The Climate Investment Funds (CIF) are disbursed through the Multilateral Development Banks (MDBs) to support effective and flexible implementation of country-led programs and investments.
CIF resources are available through MDBs to assist developing countries fill financing gaps in supporting efforts aimed at climate mitigation or strengthened resilience to climate change impacts. The funds are designed to complement existing bilateral and multilateral financial mechanisms and, as such, their operations are coordinated with the programs of other financial institutions. To ensure this, an important feature of CIF’s programming is MDB engagement, under the leadership of the country, and with the United Nations Agencies and bilateral development and investment agencies, with a view to mobilizing co-financing and harmonizing policy support.
CIF implementing MDBs include the Inter-American Development Bank, African Development Bank, Asian Development Bank, European Bank for Reconstruction and Development, and World Bank Group.

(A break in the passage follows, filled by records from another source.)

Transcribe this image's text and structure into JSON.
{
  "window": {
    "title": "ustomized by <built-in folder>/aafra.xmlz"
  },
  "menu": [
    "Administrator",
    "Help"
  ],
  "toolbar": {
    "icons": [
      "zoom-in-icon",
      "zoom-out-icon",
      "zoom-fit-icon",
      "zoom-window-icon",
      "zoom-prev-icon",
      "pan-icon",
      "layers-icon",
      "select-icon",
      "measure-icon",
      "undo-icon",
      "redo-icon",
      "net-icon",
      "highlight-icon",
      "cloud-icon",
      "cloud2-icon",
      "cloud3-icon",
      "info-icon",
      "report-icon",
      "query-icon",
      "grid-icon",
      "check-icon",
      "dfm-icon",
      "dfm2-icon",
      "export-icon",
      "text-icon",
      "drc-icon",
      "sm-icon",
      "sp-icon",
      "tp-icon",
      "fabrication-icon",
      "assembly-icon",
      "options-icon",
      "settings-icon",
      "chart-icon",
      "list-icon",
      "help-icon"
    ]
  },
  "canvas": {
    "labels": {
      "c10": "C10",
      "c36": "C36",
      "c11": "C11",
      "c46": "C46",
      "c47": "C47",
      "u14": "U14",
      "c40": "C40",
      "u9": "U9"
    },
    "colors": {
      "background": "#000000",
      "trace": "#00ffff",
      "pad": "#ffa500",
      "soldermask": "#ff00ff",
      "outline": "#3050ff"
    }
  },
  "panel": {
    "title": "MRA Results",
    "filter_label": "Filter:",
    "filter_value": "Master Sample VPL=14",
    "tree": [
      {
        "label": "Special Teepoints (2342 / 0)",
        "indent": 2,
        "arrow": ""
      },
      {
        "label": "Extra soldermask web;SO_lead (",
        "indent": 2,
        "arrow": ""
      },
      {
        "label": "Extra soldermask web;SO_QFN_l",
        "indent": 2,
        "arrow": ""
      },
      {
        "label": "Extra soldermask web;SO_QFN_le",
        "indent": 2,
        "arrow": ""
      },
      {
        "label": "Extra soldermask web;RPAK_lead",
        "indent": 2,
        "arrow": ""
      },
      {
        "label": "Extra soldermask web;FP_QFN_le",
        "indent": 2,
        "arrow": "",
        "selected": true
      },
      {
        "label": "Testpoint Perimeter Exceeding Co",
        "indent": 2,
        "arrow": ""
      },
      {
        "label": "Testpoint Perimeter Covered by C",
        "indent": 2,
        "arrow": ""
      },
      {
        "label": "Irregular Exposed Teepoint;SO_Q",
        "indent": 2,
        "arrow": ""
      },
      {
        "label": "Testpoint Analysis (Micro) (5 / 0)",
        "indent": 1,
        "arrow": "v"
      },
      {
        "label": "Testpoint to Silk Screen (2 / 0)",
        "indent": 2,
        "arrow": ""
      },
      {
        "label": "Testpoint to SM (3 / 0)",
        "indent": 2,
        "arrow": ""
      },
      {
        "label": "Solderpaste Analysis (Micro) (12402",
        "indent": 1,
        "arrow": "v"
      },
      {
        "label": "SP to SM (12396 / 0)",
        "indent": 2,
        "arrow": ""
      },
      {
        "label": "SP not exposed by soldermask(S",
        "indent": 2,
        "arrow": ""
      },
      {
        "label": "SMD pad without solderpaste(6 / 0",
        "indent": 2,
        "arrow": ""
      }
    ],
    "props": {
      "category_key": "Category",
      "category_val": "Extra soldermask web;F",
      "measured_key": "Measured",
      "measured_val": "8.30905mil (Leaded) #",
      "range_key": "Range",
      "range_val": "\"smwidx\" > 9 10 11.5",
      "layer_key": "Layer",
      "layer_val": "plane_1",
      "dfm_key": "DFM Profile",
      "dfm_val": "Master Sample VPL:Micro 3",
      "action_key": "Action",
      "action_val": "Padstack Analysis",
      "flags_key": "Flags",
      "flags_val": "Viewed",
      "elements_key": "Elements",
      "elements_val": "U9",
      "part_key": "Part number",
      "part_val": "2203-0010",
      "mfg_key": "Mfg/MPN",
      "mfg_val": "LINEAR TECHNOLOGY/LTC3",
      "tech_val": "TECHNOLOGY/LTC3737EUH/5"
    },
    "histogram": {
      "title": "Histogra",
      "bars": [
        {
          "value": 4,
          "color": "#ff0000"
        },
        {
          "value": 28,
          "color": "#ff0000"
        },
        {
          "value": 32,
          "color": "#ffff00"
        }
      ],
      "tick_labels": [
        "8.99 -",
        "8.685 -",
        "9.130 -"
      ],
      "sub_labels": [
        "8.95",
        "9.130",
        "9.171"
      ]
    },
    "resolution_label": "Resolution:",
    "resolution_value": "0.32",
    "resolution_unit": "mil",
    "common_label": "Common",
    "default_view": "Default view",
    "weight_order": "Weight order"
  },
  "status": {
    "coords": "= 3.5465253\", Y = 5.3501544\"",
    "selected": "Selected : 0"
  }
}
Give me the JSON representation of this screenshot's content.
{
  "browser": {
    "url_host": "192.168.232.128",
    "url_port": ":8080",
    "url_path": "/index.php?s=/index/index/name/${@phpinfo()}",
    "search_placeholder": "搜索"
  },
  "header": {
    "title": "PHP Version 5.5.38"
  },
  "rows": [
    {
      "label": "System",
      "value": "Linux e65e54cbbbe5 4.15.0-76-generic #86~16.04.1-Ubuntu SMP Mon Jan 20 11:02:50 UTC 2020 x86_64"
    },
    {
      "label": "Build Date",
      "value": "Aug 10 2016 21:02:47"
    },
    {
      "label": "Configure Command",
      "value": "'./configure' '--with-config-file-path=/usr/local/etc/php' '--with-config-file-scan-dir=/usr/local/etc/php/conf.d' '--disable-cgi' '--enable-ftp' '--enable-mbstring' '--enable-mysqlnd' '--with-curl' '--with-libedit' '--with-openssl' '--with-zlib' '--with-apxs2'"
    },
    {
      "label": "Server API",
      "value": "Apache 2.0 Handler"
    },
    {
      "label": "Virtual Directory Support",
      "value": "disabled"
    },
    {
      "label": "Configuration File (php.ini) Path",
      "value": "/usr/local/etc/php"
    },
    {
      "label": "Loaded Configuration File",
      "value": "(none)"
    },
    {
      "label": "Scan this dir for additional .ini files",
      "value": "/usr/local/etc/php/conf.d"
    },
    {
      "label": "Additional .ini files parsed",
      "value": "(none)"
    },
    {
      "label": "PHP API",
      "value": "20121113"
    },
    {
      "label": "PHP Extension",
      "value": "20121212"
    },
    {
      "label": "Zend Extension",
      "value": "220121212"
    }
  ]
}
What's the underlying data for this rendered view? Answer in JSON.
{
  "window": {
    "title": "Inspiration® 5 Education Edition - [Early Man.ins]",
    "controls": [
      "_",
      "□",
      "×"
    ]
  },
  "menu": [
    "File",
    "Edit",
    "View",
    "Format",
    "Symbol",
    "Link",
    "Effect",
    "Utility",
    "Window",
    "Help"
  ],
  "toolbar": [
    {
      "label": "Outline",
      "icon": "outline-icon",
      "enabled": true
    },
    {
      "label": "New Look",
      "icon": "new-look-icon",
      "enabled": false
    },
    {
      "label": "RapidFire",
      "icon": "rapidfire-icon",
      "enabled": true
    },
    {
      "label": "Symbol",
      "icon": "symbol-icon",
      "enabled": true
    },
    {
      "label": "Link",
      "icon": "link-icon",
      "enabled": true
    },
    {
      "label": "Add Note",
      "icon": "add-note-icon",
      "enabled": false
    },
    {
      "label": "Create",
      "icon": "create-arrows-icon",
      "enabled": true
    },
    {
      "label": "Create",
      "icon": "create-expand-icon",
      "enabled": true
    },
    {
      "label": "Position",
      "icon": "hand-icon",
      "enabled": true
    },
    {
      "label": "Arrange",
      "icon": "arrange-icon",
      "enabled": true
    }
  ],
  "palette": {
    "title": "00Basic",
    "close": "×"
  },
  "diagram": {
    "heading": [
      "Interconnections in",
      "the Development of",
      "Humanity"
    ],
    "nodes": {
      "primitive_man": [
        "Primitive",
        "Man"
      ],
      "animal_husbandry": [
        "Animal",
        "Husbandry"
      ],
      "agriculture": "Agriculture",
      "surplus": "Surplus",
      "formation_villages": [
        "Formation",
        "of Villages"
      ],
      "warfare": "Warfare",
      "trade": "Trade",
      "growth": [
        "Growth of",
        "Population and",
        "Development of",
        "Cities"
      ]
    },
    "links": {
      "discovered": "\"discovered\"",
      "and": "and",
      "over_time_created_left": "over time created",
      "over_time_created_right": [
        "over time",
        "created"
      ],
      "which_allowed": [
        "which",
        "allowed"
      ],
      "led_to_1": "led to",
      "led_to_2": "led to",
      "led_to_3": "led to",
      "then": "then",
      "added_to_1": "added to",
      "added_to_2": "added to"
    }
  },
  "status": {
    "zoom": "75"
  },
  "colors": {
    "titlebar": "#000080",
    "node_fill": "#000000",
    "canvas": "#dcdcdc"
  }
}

Additional information on climage change and the World Bank can be found here.
CIF are designed as an interim measure for the MDBs to demonstrate what can be achieved through scaled-up financing blended with development finance. Reflecting on its interim nature, CIF funds include specific sunset clauses linked to agreement on the future of the climate change regime. As sustainable economic growth and poverty reduction is the core mission of the MDBs, it is important that climate change mitigation and adaptation considerations be integrated into the sustainable development process. Recognizing this, the following principles were taken into account while developing the CIF Trust Funds.
• Climate change mitigation and adaptation will positively impact the basic human needs of the poorest who are disproportionately impacted by the challenges of climate change;
• MDBs can and should play a role in ensuring access by developing countries to adequate financial resources and appropriate technology for climate actions.;
• MDBs should mobilize new and additional financing for adaptation and mitigation programs to address climate change. These should be country-led and designed to support sustainable development and poverty reduction. Activities financed by the Fund should be based on a country-led approach and should be integrated into country-owned development strategies, consistent with the Paris Declaration;
• Achieving sustainable outcomes will require sustaining total wealth – produced, human, institutional, and natural – on which development depends;
• The UN is the appropriate body for broad policy setting on climate change. The MDBs should not preempt the results of climate change negotiations and any actions to address climate change should be guided by the principles of the UNFCCC;
• In collaboration with other development partners, the MDBs should assist developing countries to build country-level knowledge, capacity, and development project experience;
• It is appropriate for the MDBs to build partnerships with each other and a wide range of institutions and stakeholders on climate change, including the private sector. In doing so, each MDB should remain accountable to its governing body.
• Complementarities between activities foreseen for the CIF and activities of the Global Environment Facility (GEF) and the UN, especially at the country-level, should be identified. Effective cooperation should then be established, to maximize synergies and avoid overlap;
• The CIF Trust Funds should provide for transparency and openness in its governance and financing operations.